172P - HER2 expression across solid tumors and real-world implications for use of fam-trastuzumab deruxtecan-nxki (T-Dxd)

Background

On April 5, 2024, FDA granted accelerated approval to T-Dxd for adult patients with metastatic HER2-positive Immunohistochemistry (IHC) 3+ relapsed/refractory solid tumors. However, the real-world expression of HER2 across solid tumors and its implications in clinical practice are unknown.

Methods

Solid tumor specimens from UAB sent to Caris Life Sciences were analyzed for HER2 status. HER2 (ERBB2) copy number amplification (amp) was determined by comparing sample's average depth and sequencing depth of each exon to a pre-calibrated reference. Copy number (CN) > 6 was classified as positive, while CN ≥ 6 with low statistical confidence was labeled as intermediate. HER2 variants (SNV/INDELs) were categorized based on ACMG standards. IHC assays were performed using FDA-approved companion diagnostic tests: HER2/neu (PATHWAY anti-HER-2/neu (4B5), Ventana). IHC results adhere to ASCO/CAP scoring criteria: 0 (no expression), 1+, 2+, or 3. Data from these test reports were extracted and analyzed using descriptive statistics.

Results

We analyzed 653 cases across 24 cancer types: colorectal carcinoma (30.3%, n=198), uterine neoplasms (21.3%, n=139), metastatic breast carcinoma (10.1%, n=66), cholangiocarcinoma (8.6%, n=56) & ovarian/fallopian carcinomas (6.9%, n=45). Tumors with highest proportion of HER2 IHC 3+ in our cohort were salivary gland tumors (16.7%, n=1), esophageal/esophagogastric junction carcinoma (10.3%, n=3), breast carcinoma (9.1%, n=6), ovarian/fallopian carcinomas (6.7%, n=3) & cholangiocarcinoma (3.6%, n=2). HER2 IHC scores were 3.1% IHC 3+ (n=20), 13.2% IHC 2+ (n=86) & 19.8% IHC 1+ (n=129). CNV analysis revealed 3.1% (n=20) with positive amp & 3.5% (n=23) intermediate. Moreover, 3.1% (n=20) harbored pathogenic HER2 mutations. HER2 amp & overexpression varied notably among tumor types. In the positive CNV amp cohort, 75% showed IHC 3+ status, whereas, only 8.7% in the intermediate group. Interestingly, in cases with pathogenic HER2 mutations, only 5% had IHC 3+.

Conclusions

Our study highlights the variable expression and significance of HER2 testing across multiple solid tumor types, reinforcing the importance of HER2 testing to optimize the utilization of T-Dxd in the real-world setting.

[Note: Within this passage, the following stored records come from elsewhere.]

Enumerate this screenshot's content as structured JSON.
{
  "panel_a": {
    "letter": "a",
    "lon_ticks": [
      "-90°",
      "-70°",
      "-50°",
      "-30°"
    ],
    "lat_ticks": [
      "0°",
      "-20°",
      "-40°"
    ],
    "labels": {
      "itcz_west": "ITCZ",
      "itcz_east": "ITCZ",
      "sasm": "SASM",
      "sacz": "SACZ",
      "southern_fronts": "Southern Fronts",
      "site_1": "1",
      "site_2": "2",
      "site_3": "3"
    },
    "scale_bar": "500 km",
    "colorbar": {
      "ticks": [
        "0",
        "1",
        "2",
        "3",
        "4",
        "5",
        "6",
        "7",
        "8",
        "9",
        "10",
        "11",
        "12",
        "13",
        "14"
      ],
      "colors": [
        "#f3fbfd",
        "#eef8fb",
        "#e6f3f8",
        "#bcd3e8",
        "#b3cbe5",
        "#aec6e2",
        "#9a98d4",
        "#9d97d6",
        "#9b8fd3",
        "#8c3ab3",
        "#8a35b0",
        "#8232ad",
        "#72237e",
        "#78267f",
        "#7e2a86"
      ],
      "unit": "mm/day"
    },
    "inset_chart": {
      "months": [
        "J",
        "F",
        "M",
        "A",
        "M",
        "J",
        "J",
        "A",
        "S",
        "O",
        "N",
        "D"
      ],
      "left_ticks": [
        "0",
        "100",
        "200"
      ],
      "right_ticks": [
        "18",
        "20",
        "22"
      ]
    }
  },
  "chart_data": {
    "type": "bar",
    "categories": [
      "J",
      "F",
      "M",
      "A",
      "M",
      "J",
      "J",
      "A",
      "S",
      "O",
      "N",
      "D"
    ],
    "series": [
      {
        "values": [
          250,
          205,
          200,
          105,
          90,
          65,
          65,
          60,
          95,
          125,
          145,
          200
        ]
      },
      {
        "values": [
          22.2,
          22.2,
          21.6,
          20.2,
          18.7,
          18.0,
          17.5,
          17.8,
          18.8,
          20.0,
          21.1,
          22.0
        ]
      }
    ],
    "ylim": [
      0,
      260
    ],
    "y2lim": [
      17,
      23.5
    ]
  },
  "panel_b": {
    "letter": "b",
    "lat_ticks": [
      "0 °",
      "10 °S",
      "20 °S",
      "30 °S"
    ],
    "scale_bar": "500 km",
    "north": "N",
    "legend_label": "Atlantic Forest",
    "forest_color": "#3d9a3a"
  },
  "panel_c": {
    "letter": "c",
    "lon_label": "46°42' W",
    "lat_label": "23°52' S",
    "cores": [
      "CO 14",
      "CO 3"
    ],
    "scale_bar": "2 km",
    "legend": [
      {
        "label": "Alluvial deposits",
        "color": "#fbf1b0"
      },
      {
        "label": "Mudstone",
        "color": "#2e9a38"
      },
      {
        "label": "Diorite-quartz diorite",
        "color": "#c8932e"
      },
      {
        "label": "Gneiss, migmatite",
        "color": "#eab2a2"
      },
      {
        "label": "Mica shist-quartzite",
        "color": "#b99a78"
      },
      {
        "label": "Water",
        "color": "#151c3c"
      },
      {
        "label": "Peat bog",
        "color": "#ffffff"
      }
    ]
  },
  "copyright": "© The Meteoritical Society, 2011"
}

Clinical trial identification

Editorial acknowledgement

Legal entity responsible for the study

The authors.

Funding

Has not received any funding.

Disclosure

A. Desai: Financial Interests, Personal, Advisory Board: Sanofi, Amgen, AstraZeneca, Janssen, Foundation Medicine. All other authors have declared no conflicts of interest.